The roles of collector and artist--a good selection of whose work hangs in the back of the gallery--intersect in this inaugural show, “Vintage Themes, New Territories.” Plans for future shows here include one focusing on the Westons and another on significant female photographers.
Not accidentally, at the gallery’s entrance we find works by two of the famed Westons, clearly an influence on Janss and many other landscape-oriented photographers. Brett Weston’s gift for mining abstract beauty in tightly cropped vignettes from nature is well-represented here, in images of kelp, a torn leaf from Hawaii, or in “Leaves and Palms,” with its shimmering surfaces and voluptuous curves. Edward Weston’s “Maudell Weston, Carmel,” juxtaposes its nude, dark-skinned woman against the wavy white expanse of a sandy hill, a study in contrasting hue and texture.
Nudes and nature also interact, in sometimes clever, playful ways, in the works of Wynn Bullock. Nude female forms are seen tucked almost imperceptibly into a landscape scenario, draped along a log or half-obscured through a window screen in a rustic house.
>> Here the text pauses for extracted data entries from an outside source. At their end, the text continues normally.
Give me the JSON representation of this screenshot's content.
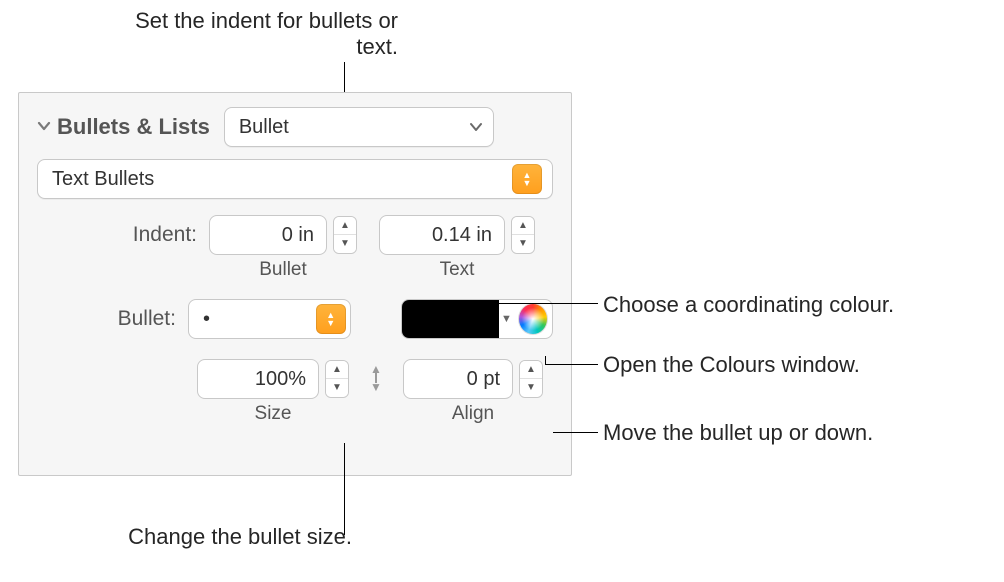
{
  "callouts": {
    "indent": "Set the indent for bullets or text.",
    "coord_colour": "Choose a coordinating colour.",
    "open_colours": "Open the Colours window.",
    "move_bullet": "Move the bullet up or down.",
    "change_size": "Change the bullet size."
  },
  "panel": {
    "section_title": "Bullets & Lists",
    "style_popup": "Bullet",
    "type_popup": "Text Bullets",
    "labels": {
      "indent": "Indent:",
      "bullet": "Bullet:",
      "bullet_sub": "Bullet",
      "text_sub": "Text",
      "size_sub": "Size",
      "align_sub": "Align"
    },
    "fields": {
      "indent_bullet": "0 in",
      "indent_text": "0.14 in",
      "bullet_char": "•",
      "size": "100%",
      "align": "0 pt"
    },
    "color_swatch": "#000000"
  }
}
In a more straightforward portrait, unclad mother and infant are captured in a tender embrace.
The nude tradition is dealt yet more creative twists in the wry, arresting imagery of Ruth Bernhard. Bodies are gently twisted into boxes or coyly placed behind veils, showing perhaps a refreshing female perspective on the female nude, that staple of male-dominated photography. Also on view are some of Bernhard’s conceptual images from some dream realm, such as “Creation,” with a mannequin’s hand holding a doll head against a painted landscape backdrop.
Imogen Cunningham, too, brought new life to the nude study, as we see in the double exposure “Dream Walking,” with a nude layered behind a picture from the woods. Cunningham’s “My Father at Ninety,” by contrast, is a frank and loving portrait of a proud patriarch.
Among the Ansel Adams works on display are such classics as “Moonlight Over Hernandez” and “Monolith, the Face of Half Dome,” a masterfully artful vision of the Yosemite landmark that has launched a million postcard images. But there is a different, disarming poetry behind Adams’ “Interior of Tumacacori Mission,” with its almost ethereal impression of a chapel’s interior, its decaying walls seeming to yield mystical secrets.
Janss’ own section of the gallery reveals a photographer who may nod to the influence of others but with a voice of his own, as well. His landscape work savors the ephemeral mystery of clouds and milky, rushing water--as in “Havasu Falls”--or the oddly sculpted rock formation of “Floating Rock, Antelope Canyon.”
Other commanding images seen in the gallery include Dorothea Lange’s gritty and truthful images of migrant farmworkers and their ad hoc villages during the Great Depression. One of the most striking images, though, carries both socio-historical and purely visual messages: “Gas Station, Kern County, CA,” is a smartly composed shot with no figures in sight and a sign scrawled in block letters, reading, “THIS IS YOUR COUNTRY DON’T LET THE BIG MEN TAKE IT AWAY.”
Its sense of desolation is conveyed not through careworn faces but through gestures of frustration and paranoia. Therein lies one of the innate powers of photography: to capture a moment in time while glimpsing larger truths.